No se juega el hombre la vida –decía Anatole France- sino por aquellas cosas de los cuales no está muy seguro: el mártir por la fe, el sabio por la sabiduría. Y el castizo decir español nos dejó dicho aquel refrán que citaba Charles Nodier; que “de las cosas más seguras, la más segura, la más segura es dudar”. Porque no anduvimos nunca los españoles muy seguros de nuestras verdades religiosas y políticas (las dos cosas que decía el poeta Heine que a él más le importaban), porque las hicimos siempre cuestión vivísima, cuestión palpitante, cuestión personal, peleamos tanto por ellas y estuvimos siempre tan dispuestos a jugarnos por ellas la vida. Cuando más peleaban los españoles en Europa por la fe católica, era cuando se decía por aquellos mundos europeos, popularmente: incrédulo como un español.
Dentro y fuera de España peleamos los españoles por la verdad más paradójica, la de política y la religión, que es la verdad más insegura. Y no porque estemos seguros de ello, sino por todo lo contrario; peleamos por inquirirla, por buscarla. Buscamos la verdad: encontramos la poesía. “La poesía no es lo que se busca, sino lo que se encuentra”, escribía, admirablemente certera, Eugenia de Guerin. ¿Pero se encuentra la poesía cuando no se busca la verdad? La verdad es lo que se busca hasta morir: la poesía es lo que se encuentra por haber buscado de ese modo, porque cuando buscamos la verdad de veras, lo que verdaderamente encontramos es la poesía. Pues ¿qué nos queda a los españoles en el tiempo, en la historia, a fuerza de haber buscado tanto y tan terriblemente la verdad, la verdad de todo, sino la más admirable, y también terrible, insuperable poesía: la de Cervantes y Santa Teresa, de Lope de Vega y Calderón, de San Juan, Fray Luis, Quevedo, Góngora y Gracián o del Greco, Velázquez, Zurbarán, Murillo, Goya, Picasso… la de Larra y Zorrilla, Espronceda y Bécquer: la de Galdós, Unamuno, Antonio Machado, Juan Ramón Jiménez, Federico García Lorca, Miguel Hernández?…

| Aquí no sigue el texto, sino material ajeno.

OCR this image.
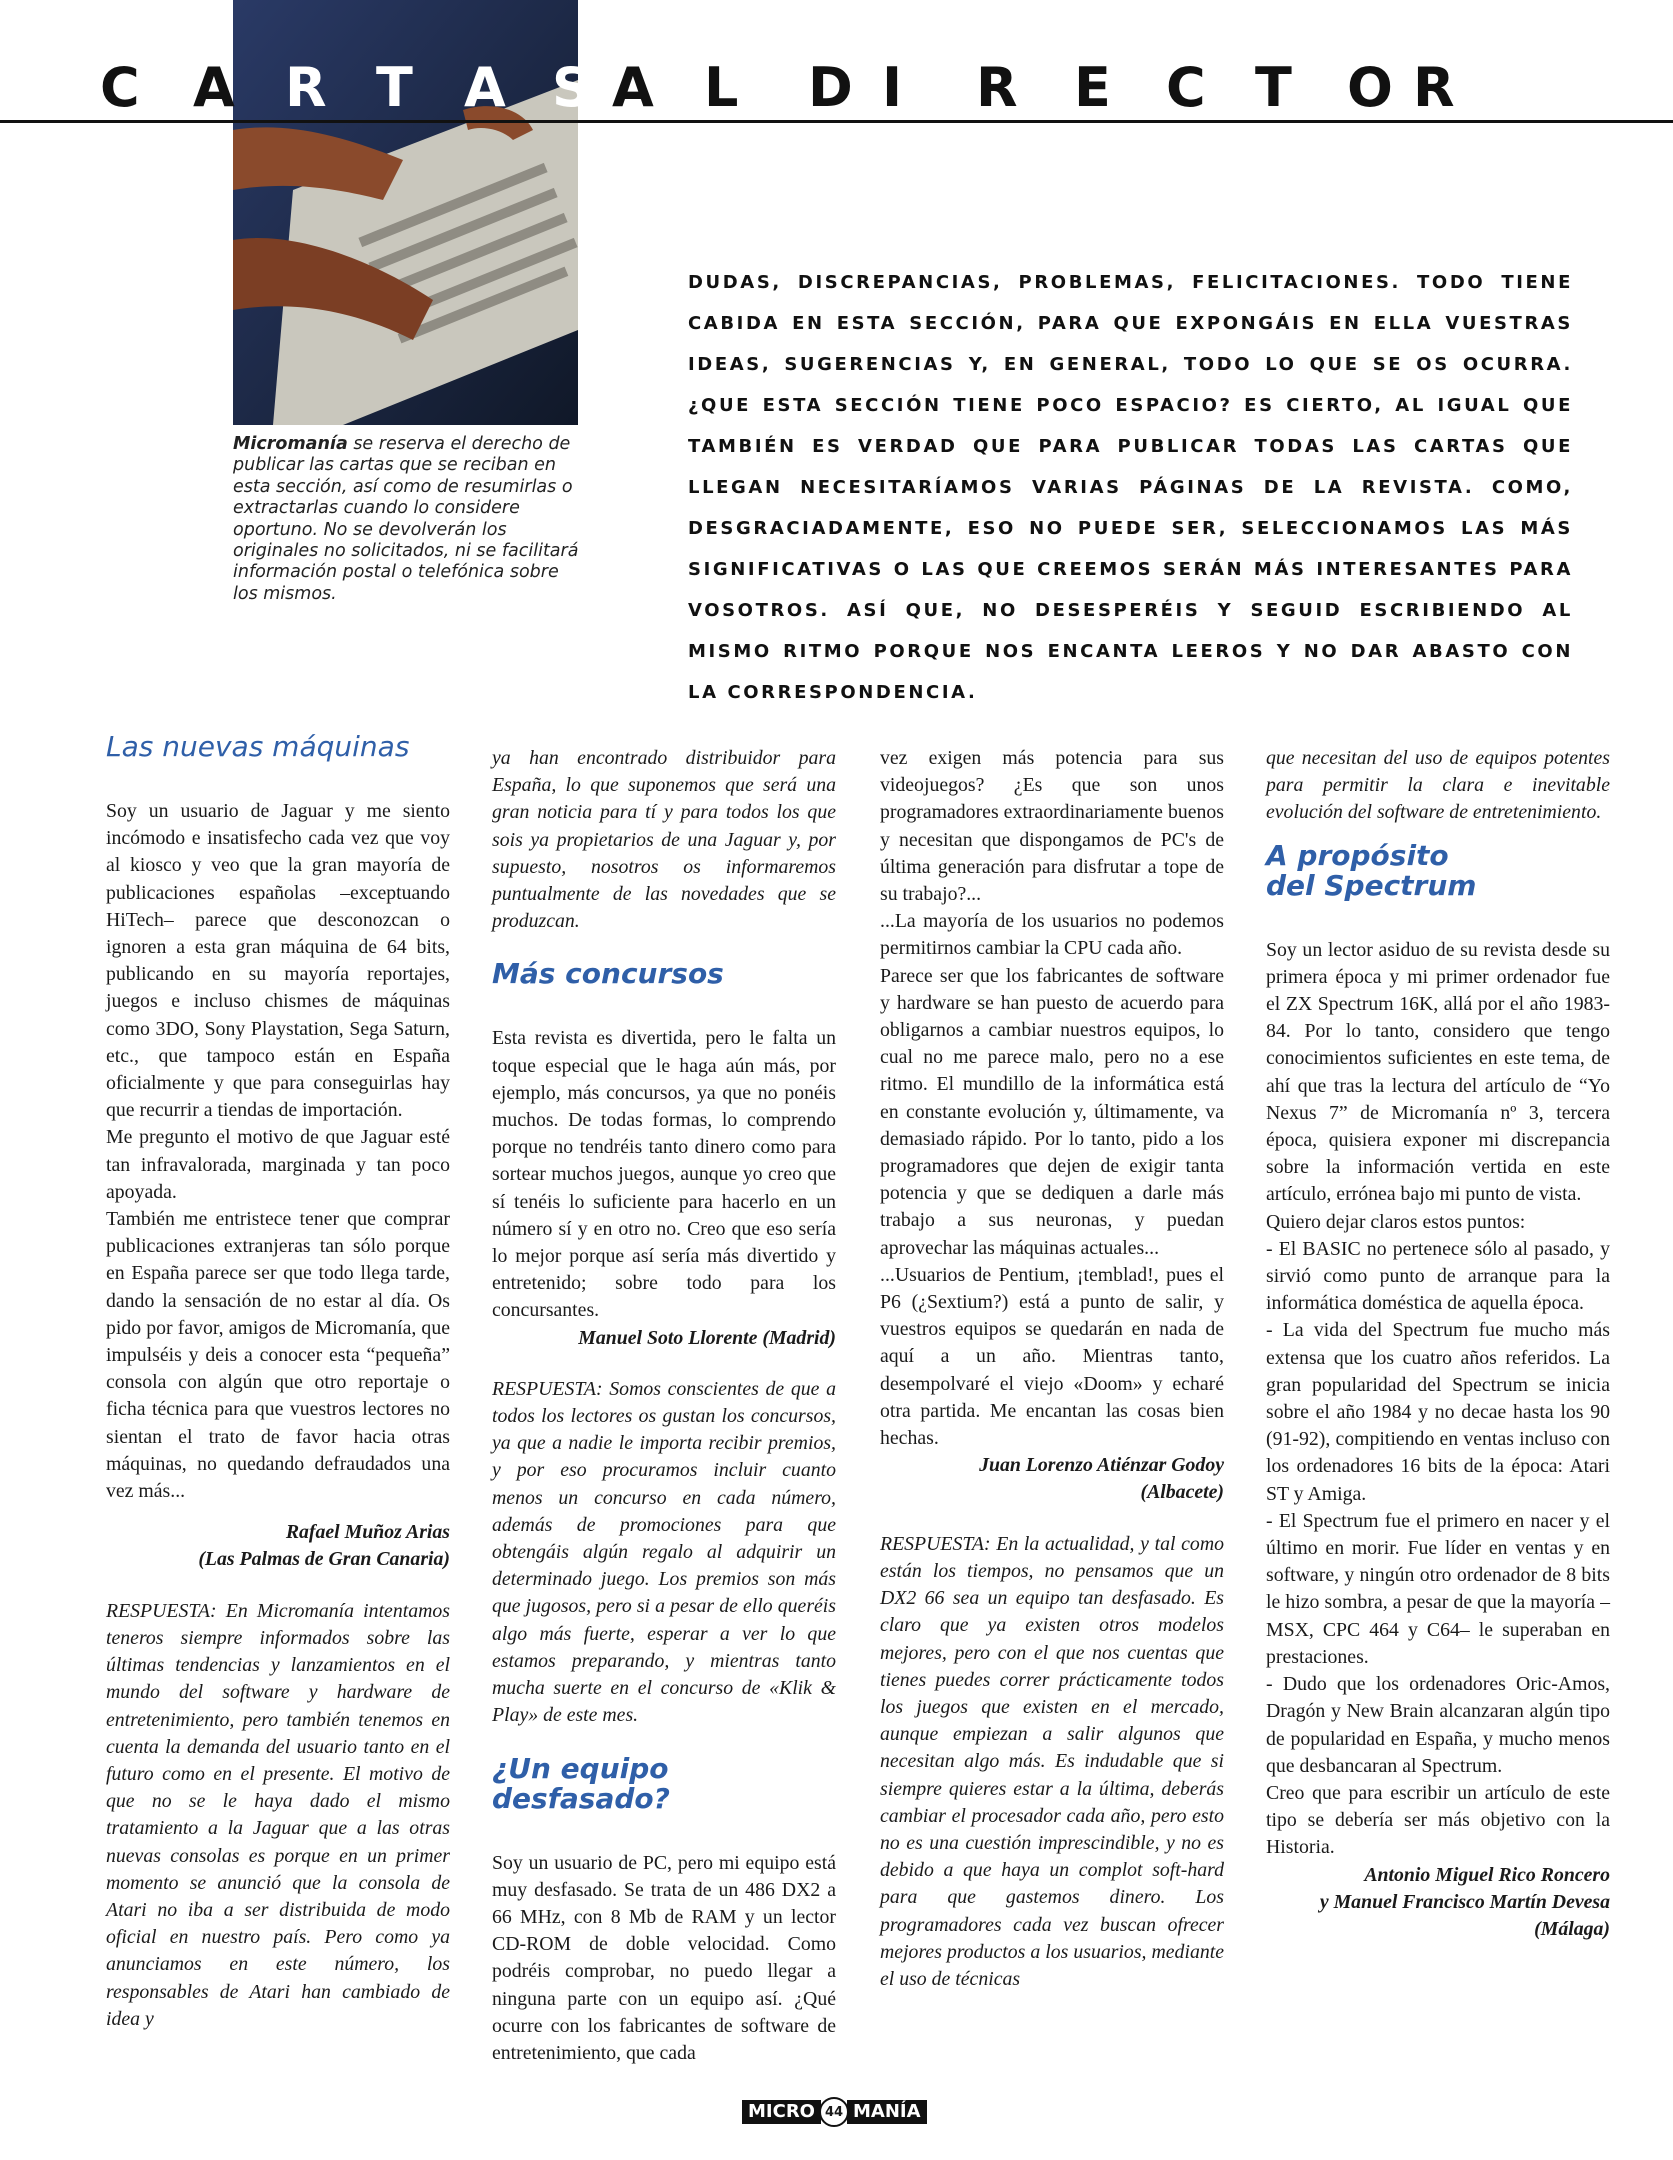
C A R T A S A L D I R E C T O R

Micromanía se reserva el derecho de publicar las cartas que se reciban en esta sección, así como de resumirlas o extractarlas cuando lo considere oportuno. No se devolverán los originales no solicitados, ni se facilitará información postal o telefónica sobre los mismos.

DUDAS, DISCREPANCIAS, PROBLEMAS, FELICITACIONES. TODO TIENE CABIDA EN ESTA SECCIÓN, PARA QUE EXPONGÁIS EN ELLA VUESTRAS IDEAS, SUGERENCIAS Y, EN GENERAL, TODO LO QUE SE OS OCURRA. ¿QUE ESTA SECCIÓN TIENE POCO ESPACIO? ES CIERTO, AL IGUAL QUE TAMBIÉN ES VERDAD QUE PARA PUBLICAR TODAS LAS CARTAS QUE LLEGAN NECESITARÍAMOS VARIAS PÁGINAS DE LA REVISTA. COMO, DESGRACIADAMENTE, ESO NO PUEDE SER, SELECCIONAMOS LAS MÁS SIGNIFICATIVAS O LAS QUE CREEMOS SERÁN MÁS INTERESANTES PARA VOSOTROS. ASÍ QUE, NO DESESPERÉIS Y SEGUID ESCRIBIENDO AL MISMO RITMO PORQUE NOS ENCANTA LEEROS Y NO DAR ABASTO CON LA CORRESPONDENCIA.

Las nuevas máquinas

Soy un usuario de Jaguar y me siento incómodo e insatisfecho cada vez que voy al kiosco y veo que la gran mayoría de publicaciones españolas –exceptuando HiTech– parece que desconozcan o ignoren a esta gran máquina de 64 bits, publicando en su mayoría reportajes, juegos e incluso chismes de máquinas como 3DO, Sony Playstation, Sega Saturn, etc., que tampoco están en España oficialmente y que para conseguirlas hay que recurrir a tiendas de importación.

Me pregunto el motivo de que Jaguar esté tan infravalorada, marginada y tan poco apoyada.

También me entristece tener que comprar publicaciones extranjeras tan sólo porque en España parece ser que todo llega tarde, dando la sensación de no estar al día. Os pido por favor, amigos de Micromanía, que impulséis y deis a conocer esta “pequeña” consola con algún que otro reportaje o ficha técnica para que vuestros lectores no sientan el trato de favor hacia otras máquinas, no quedando defraudados una vez más...

Rafael Muñoz Arias

(Las Palmas de Gran Canaria)

RESPUESTA: En Micromanía intentamos teneros siempre informados sobre las últimas tendencias y lanzamientos en el mundo del software y hardware de entretenimiento, pero también tenemos en cuenta la demanda del usuario tanto en el futuro como en el presente. El motivo de que no se le haya dado el mismo tratamiento a la Jaguar que a las otras nuevas consolas es porque en un primer momento se anunció que la consola de Atari no iba a ser distribuida de modo oficial en nuestro país. Pero como ya anunciamos en este número, los responsables de Atari han cambiado de idea y

ya han encontrado distribuidor para España, lo que suponemos que será una gran noticia para tí y para todos los que sois ya propietarios de una Jaguar y, por supuesto, nosotros os informaremos puntualmente de las novedades que se produzcan.

Más concursos

Esta revista es divertida, pero le falta un toque especial que le haga aún más, por ejemplo, más concursos, ya que no ponéis muchos. De todas formas, lo comprendo porque no tendréis tanto dinero como para sortear muchos juegos, aunque yo creo que sí tenéis lo suficiente para hacerlo en un número sí y en otro no. Creo que eso sería lo mejor porque así sería más divertido y entretenido; sobre todo para los concursantes.

Manuel Soto Llorente (Madrid)

RESPUESTA: Somos conscientes de que a todos los lectores os gustan los concursos, ya que a nadie le importa recibir premios, y por eso procuramos incluir cuanto menos un concurso en cada número, además de promociones para que obtengáis algún regalo al adquirir un determinado juego. Los premios son más que jugosos, pero si a pesar de ello queréis algo más fuerte, esperar a ver lo que estamos preparando, y mientras tanto mucha suerte en el concurso de «Klik & Play» de este mes.

¿Un equipo desfasado?

Soy un usuario de PC, pero mi equipo está muy desfasado. Se trata de un 486 DX2 a 66 MHz, con 8 Mb de RAM y un lector CD-ROM de doble velocidad. Como podréis comprobar, no puedo llegar a ninguna parte con un equipo así. ¿Qué ocurre con los fabricantes de software de entretenimiento, que cada

vez exigen más potencia para sus videojuegos? ¿Es que son unos programadores extraordinariamente buenos y necesitan que dispongamos de PC's de última generación para disfrutar a tope de su trabajo?...

...La mayoría de los usuarios no podemos permitirnos cambiar la CPU cada año.

Parece ser que los fabricantes de software y hardware se han puesto de acuerdo para obligarnos a cambiar nuestros equipos, lo cual no me parece malo, pero no a ese ritmo. El mundillo de la informática está en constante evolución y, últimamente, va demasiado rápido. Por lo tanto, pido a los programadores que dejen de exigir tanta potencia y que se dediquen a darle más trabajo a sus neuronas, y puedan aprovechar las máquinas actuales...

...Usuarios de Pentium, ¡temblad!, pues el P6 (¿Sextium?) está a punto de salir, y vuestros equipos se quedarán en nada de aquí a un año. Mientras tanto, desempolvaré el viejo «Doom» y echaré otra partida. Me encantan las cosas bien hechas.

Juan Lorenzo Atiénzar Godoy

(Albacete)

RESPUESTA: En la actualidad, y tal como están los tiempos, no pensamos que un DX2 66 sea un equipo tan desfasado. Es claro que ya existen otros modelos mejores, pero con el que nos cuentas que tienes puedes correr prácticamente todos los juegos que existen en el mercado, aunque empiezan a salir algunos que necesitan algo más. Es indudable que si siempre quieres estar a la última, deberás cambiar el procesador cada año, pero esto no es una cuestión imprescindible, y no es debido a que haya un complot soft-hard para que gastemos dinero. Los programadores cada vez buscan ofrecer mejores productos a los usuarios, mediante el uso de técnicas

que necesitan del uso de equipos potentes para permitir la clara e inevitable evolución del software de entretenimiento.

A propósito del Spectrum

Soy un lector asiduo de su revista desde su primera época y mi primer ordenador fue el ZX Spectrum 16K, allá por el año 1983-84. Por lo tanto, considero que tengo conocimientos suficientes en este tema, de ahí que tras la lectura del artículo de “Yo Nexus 7” de Micromanía nº 3, tercera época, quisiera exponer mi discrepancia sobre la información vertida en este artículo, errónea bajo mi punto de vista.

Quiero dejar claros estos puntos:

- El BASIC no pertenece sólo al pasado, y sirvió como punto de arranque para la informática doméstica de aquella época.

- La vida del Spectrum fue mucho más extensa que los cuatro años referidos. La gran popularidad del Spectrum se inicia sobre el año 1984 y no decae hasta los 90 (91-92), compitiendo en ventas incluso con los ordenadores 16 bits de la época: Atari ST y Amiga.

- El Spectrum fue el primero en nacer y el último en morir. Fue líder en ventas y en software, y ningún otro ordenador de 8 bits le hizo sombra, a pesar de que la mayoría –MSX, CPC 464 y C64– le superaban en prestaciones.

- Dudo que los ordenadores Oric-Amos, Dragón y New Brain alcanzaran algún tipo de popularidad en España, y mucho menos que desbancaran al Spectrum.

Creo que para escribir un artículo de este tipo se debería ser más objetivo con la Historia.

Antonio Miguel Rico Roncero

y Manuel Francisco Martín Devesa

(Málaga)

MICRO 44 MANÍA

Se busca la verdad, se encuentra la poesía. Se busca la verdad con la vida entera, cuando se busca de verdad; y porque se la busca de tal modo, con la vida entera, se encuentra, de verdad, enteramente, la poesía. No en vano, nos dejó dicho Antonio Machado: “¿Tú verdad? No, la Verdad / y ven conmigo a buscarla”.